Provo a capire: laddove l’educazione è venuta meno ed è avvenuta una destrutturazione rispetto a sistemi di valori, con la delega implicita e totale ad altre forme di cultura (strada, palestra, discoteca, i media con il vacuo edonismo o il patetismo sensazionalista che si è fatto senso comune) l’educazione scolastica democratica viene scambiata per debolezza: consapevoli del disastro, all’essere trattati come soggetti autonomi e responsabili molti studenti sembrano preferire un approccio comportamentista con la delega implicita e paternalistica che credevamo inaccettabile e superata.
Di più. Si sentono presi in giro perché sono cresciuti nell’invito al più assoluto individualismo (salvo poi venire criticati e puniti quando cercano il godimento promesso) e non trovano più nulla in quello che si è palesato dopo che la nebbia mefitica del berlusconismo si è (in parte) diradata. Nessun futuro, hanno sedici-diciannove anni e stanno già pensando alla precarietà, ritagliandosi briciole di appagamento secondo gli schemi della cultura dominante. I più intelligenti e motivati stanno vagliando la strada percorsa già dai loro fratelli più grandi: andare all’estero... Sono i figli della devastante crisi morale e culturale, precedente quella economica e di essa concausa. La respirano, la vivono, la riflettono, la riproducono con i loro codici. La specifica alienazione della nostra tarda modernità si concentra e si riflette in modo perspicuo in loro. Sono l’esito della sovrapproduzione di informazioni, del bombardamento mediatico e del disorientamento sistematico che caratterizza i nostri anni.
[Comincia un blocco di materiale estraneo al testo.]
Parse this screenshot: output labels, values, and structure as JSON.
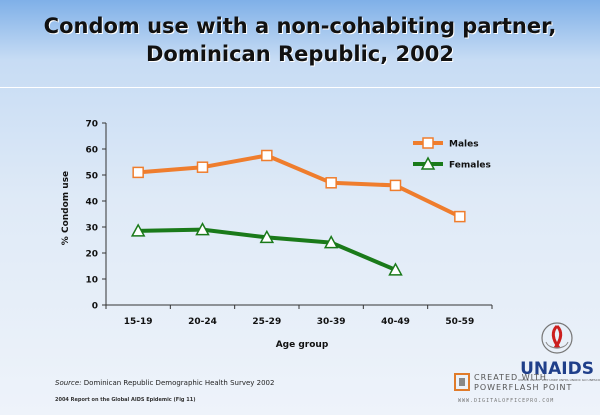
{
  "title_lines": [
    "Condom use with a non-cohabiting partner,",
    "Dominican Republic, 2002"
  ],
  "chart_data": {
    "type": "line",
    "categories": [
      "15-19",
      "20-24",
      "25-29",
      "30-39",
      "40-49",
      "50-59"
    ],
    "series": [
      {
        "name": "Males",
        "values": [
          51,
          53,
          57.5,
          47,
          46,
          34
        ],
        "color": "#ef7d2d",
        "marker": "square"
      },
      {
        "name": "Females",
        "values": [
          28.5,
          29,
          26,
          24,
          13.5,
          null
        ],
        "color": "#1a7a1a",
        "marker": "triangle"
      }
    ],
    "ylim": [
      0,
      70
    ],
    "yticks": [
      "0",
      "10",
      "20",
      "30",
      "40",
      "50",
      "60",
      "70"
    ],
    "xlabel": "Age group",
    "ylabel": "% Condom use",
    "legend_position": "top-right",
    "grid": false
  },
  "source_label": "Source:",
  "source_text": " Dominican Republic Demographic Health Survey 2002",
  "footnote": "2004 Report on the Global AIDS Epidemic (Fig 11)",
  "logo": {
    "text": "UNAIDS",
    "subtext": "UNHCR UNICEF WFP UNDP UNFPA UNODC ILO UNESCO WHO WORLD BANK"
  },
  "watermark": {
    "line1": "CREATED WITH",
    "line2": "POWERFLASH POINT",
    "line3": "WWW.DIGITALOFFICEPRO.COM"
  }
}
Le logiche conseguenze di decenni di stupidità sotto i nostri occhi.
Eppure la questione non si può ridurre al fatto che l’insegnante assuma atteggiamenti autoritarie aumenti le insufficienze e che si torni a bocciare, come qualcuno non smette di dire da tempo. Mi sembra che questa sia la scorciatoia della cultura di destra vecchio stile, quella basata sulla disciplina, che vorrebbe risolvere i problemi creati dalla ‘nuova’ cultura di destra, quella basata sul controllo dell’immaginario.
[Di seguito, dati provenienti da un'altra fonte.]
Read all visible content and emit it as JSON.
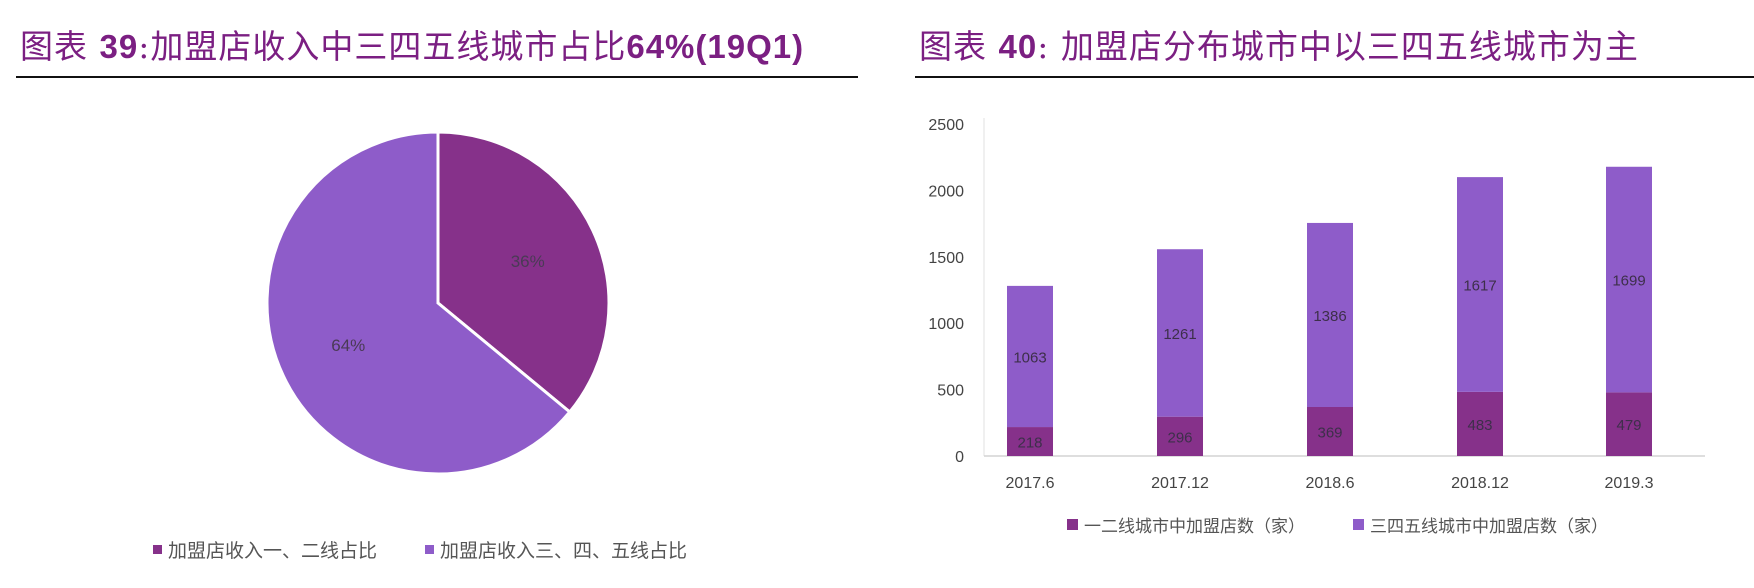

Un’educazione democratica, e realmente di sinistra, dovrebbe pensare altrimenti. Ascolto, comprensione, accoglienza sono le cose che i ragazzi chiedono insieme al rigore, alla precisione e alla cura di cui hanno bisogno, anche quando sembrerebbero rifiutarle, ma che riconoscono e apprezzano quando le trovano.
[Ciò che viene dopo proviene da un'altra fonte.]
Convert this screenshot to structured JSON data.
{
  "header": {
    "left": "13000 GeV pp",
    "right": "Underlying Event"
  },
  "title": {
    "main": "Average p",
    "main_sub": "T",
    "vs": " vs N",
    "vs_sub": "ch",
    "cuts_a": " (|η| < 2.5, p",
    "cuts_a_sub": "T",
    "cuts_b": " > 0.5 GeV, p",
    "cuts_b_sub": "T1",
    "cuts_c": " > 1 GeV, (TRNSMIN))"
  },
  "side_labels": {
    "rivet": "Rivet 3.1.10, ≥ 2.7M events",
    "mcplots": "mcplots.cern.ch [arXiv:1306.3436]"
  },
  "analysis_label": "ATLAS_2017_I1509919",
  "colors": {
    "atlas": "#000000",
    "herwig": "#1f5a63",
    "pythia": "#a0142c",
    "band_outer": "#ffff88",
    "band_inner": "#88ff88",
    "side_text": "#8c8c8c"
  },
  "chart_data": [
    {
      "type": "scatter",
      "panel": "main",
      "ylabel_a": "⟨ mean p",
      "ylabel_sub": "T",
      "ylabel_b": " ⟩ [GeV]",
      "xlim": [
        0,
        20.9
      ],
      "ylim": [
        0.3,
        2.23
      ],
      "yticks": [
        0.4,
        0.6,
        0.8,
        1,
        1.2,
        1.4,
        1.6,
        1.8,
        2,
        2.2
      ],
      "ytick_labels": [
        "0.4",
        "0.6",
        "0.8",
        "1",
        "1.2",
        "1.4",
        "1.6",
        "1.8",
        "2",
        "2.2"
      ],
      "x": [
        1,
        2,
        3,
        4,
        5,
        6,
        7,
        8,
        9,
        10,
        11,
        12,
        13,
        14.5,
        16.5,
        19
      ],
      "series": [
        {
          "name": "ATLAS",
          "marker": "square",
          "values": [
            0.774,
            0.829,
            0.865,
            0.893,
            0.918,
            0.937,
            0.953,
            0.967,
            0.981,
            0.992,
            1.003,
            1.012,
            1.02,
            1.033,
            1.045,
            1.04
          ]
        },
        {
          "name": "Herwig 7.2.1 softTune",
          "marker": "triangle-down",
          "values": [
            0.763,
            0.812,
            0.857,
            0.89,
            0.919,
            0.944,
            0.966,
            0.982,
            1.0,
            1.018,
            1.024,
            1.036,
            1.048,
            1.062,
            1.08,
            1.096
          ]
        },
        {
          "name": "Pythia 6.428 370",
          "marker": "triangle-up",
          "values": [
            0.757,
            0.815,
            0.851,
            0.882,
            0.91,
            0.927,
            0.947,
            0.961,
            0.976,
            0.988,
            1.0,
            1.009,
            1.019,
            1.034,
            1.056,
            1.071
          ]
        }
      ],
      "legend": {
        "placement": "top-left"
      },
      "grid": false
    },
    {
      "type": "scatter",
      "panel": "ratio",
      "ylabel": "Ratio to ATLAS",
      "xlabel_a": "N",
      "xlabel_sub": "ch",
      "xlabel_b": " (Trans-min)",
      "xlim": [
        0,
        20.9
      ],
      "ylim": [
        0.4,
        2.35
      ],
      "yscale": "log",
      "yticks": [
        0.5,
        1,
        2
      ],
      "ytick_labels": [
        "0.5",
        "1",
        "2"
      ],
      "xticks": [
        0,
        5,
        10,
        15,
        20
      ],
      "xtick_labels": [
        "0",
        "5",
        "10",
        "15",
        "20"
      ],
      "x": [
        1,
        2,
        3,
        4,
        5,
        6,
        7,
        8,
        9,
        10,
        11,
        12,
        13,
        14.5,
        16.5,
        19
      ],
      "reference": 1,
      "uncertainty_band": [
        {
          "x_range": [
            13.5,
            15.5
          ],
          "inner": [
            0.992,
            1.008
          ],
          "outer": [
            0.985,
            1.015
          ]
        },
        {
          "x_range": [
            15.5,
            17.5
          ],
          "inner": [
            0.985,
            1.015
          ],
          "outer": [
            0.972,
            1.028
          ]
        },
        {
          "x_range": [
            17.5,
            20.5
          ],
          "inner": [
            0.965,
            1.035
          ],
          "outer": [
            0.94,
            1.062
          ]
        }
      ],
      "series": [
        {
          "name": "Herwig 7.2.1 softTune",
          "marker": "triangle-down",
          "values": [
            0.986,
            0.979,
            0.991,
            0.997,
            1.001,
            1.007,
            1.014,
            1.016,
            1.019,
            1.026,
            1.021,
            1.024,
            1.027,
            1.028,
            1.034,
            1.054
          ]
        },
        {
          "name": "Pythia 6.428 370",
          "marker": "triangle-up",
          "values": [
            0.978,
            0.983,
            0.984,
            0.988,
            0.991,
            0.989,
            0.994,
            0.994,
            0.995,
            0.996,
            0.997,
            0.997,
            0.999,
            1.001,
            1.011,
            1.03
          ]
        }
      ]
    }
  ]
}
Che fare, dunque? Un suggerimento a caso, tra i tanti: già settant’anni fa Marc Bloch, uno dei più grandi storici del secolo, poco prima di morire fucilato dai nazisti pensava ai tratti essenziali di una riforma scolastica per la democrazia del futuro: investire economicamente sull’insegnamento, in stipendi e risorse; migliorare biblioteche e risorse per specialisti e a livello di base; migliorare gli edifici scolastici dal punto di vista della sicurezza e della vivibilità; fare in modo che gli insegnanti si occupino anche di ricerca e promuovere l’immagine positiva del lavoro intellettuale; eliminare l’idea che il sapere sia addestramento strategico a superare prove. Nel dopoguerra la democratizzazione della scuola sarebbe ripartita da lì. Poi le cose sono andate in un altro modo.
Serve priorità reale alla scuola e ai suoi soggetti. E comunque non basta: se è vero che una rinascita può ripartire dall’insegnamento non si può pensare che la scuola da sola possa contrastare decenni di cultura della crisi.